Frank Howie just moved to Port Alberni in June, but he jumped right into the community with helping hands. Raised as a farm boy, he has a strong work ethic and deep appreciation and knowledge of growing food. He grew up on a back country mixed farm in Northern Alberta, where the family lived off of what they grew in the garden.
“My mom trained me well as a farm person,” Frank said.
At 15, Frank moved to New Zealand where he lived off and on for sixteen and a half years. In between, he attended university and travelled throughout Europe, and for the most part, worked as a chef. When his elderly mother moved to Port Alberni last year from the United States, Frank soon followed.
He arrived late in the gardening season, but managed to grow his own lot of tomatoes, beans, cucumbers and herbs at home, but has plans for producing even more next year. When he heard about the Alberni Valley Gleaning Project, Frank quickly got involved in the local scene. As someone who does not like to slow down, he found there was not enough work to do once fruit picking and market sales declined, so the project’s lead, Sarah Thomas, introduced him to her brother, Charles, a volunteer with Healthy Harvest.
“I ended up taking on this, as well,” he said. “It is important to grow your own food, number one, to feed yourself, and also to make sure you are getting quality food. If you are getting quality food, you can live healthy and comfortably. Nowadays buying food is not a cheap scenario.”
Throughout the season, up until this week, Frank helped with a bit of everything at Healthy Harvest, and this week was digging up root vegetables, including an abundance of Jerusalem artichokes, as well as preparing beets for pickling.
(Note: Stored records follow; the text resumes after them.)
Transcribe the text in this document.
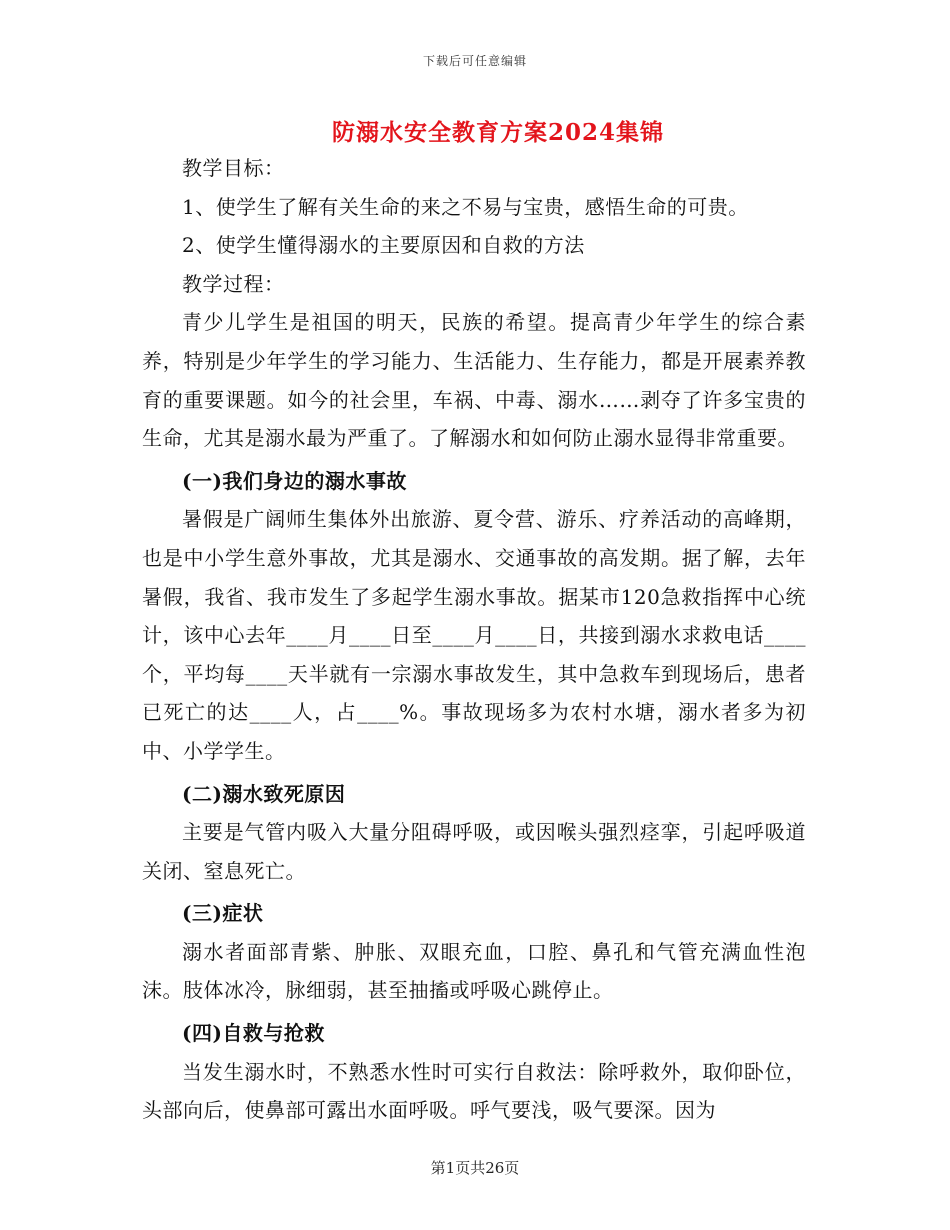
下载后可任意编辑
防溺水安全教育方案2024集锦

教学目标：

1、使学生了解有关生命的来之不易与宝贵，感悟生命的可贵。

2、使学生懂得溺水的主要原因和自救的方法

教学过程：

青少儿学生是祖国的明天，民族的希望。提高青少年学生的综合素养，特别是少年学生的学习能力、生活能力、生存能力，都是开展素养教育的重要课题。如今的社会里，车祸、中毒、溺水……剥夺了许多宝贵的生命，尤其是溺水最为严重了。了解溺水和如何防止溺水显得非常重要。

(一)我们身边的溺水事故

暑假是广阔师生集体外出旅游、夏令营、游乐、疗养活动的高峰期，也是中小学生意外事故，尤其是溺水、交通事故的高发期。据了解，去年暑假，我省、我市发生了多起学生溺水事故。据某市120急救指挥中心统计，该中心去年____月____日至____月____日，共接到溺水求救电话____个，平均每____天半就有一宗溺水事故发生，其中急救车到现场后，患者已死亡的达____人，占____%。事故现场多为农村水塘，溺水者多为初中、小学学生。

(二)溺水致死原因

主要是气管内吸入大量分阻碍呼吸，或因喉头强烈痉挛，引起呼吸道关闭、窒息死亡。

(三)症状

溺水者面部青紫、肿胀、双眼充血，口腔、鼻孔和气管充满血性泡沫。肢体冰冷，脉细弱，甚至抽搐或呼吸心跳停止。

(四)自救与抢救

当发生溺水时，不熟悉水性时可实行自救法：除呼救外，取仰卧位，头部向后，使鼻部可露出水面呼吸。呼气要浅，吸气要深。因为

第1页共26页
Rather than close sales while there is still enough produce growing to share, Frank will be bringing what the garden has every Saturday to the Spirit Square Farmers’ Market.
“I’ll be taking beets, carrots, turnips, chard and herbs for now,” he said. “We have enough root vegetables in the garden to get through to Easter.”
After that, Frank intends to provide baked goods.
Make sure to stop by Frank’s stand at Harbour Quay on Saturdays and support a worthy cause; he enjoys talking to local residents and meeting new people.
“The people are nice here,” he said. “A lot of people have been here a long time, so that in itself tends to make a place interesting.”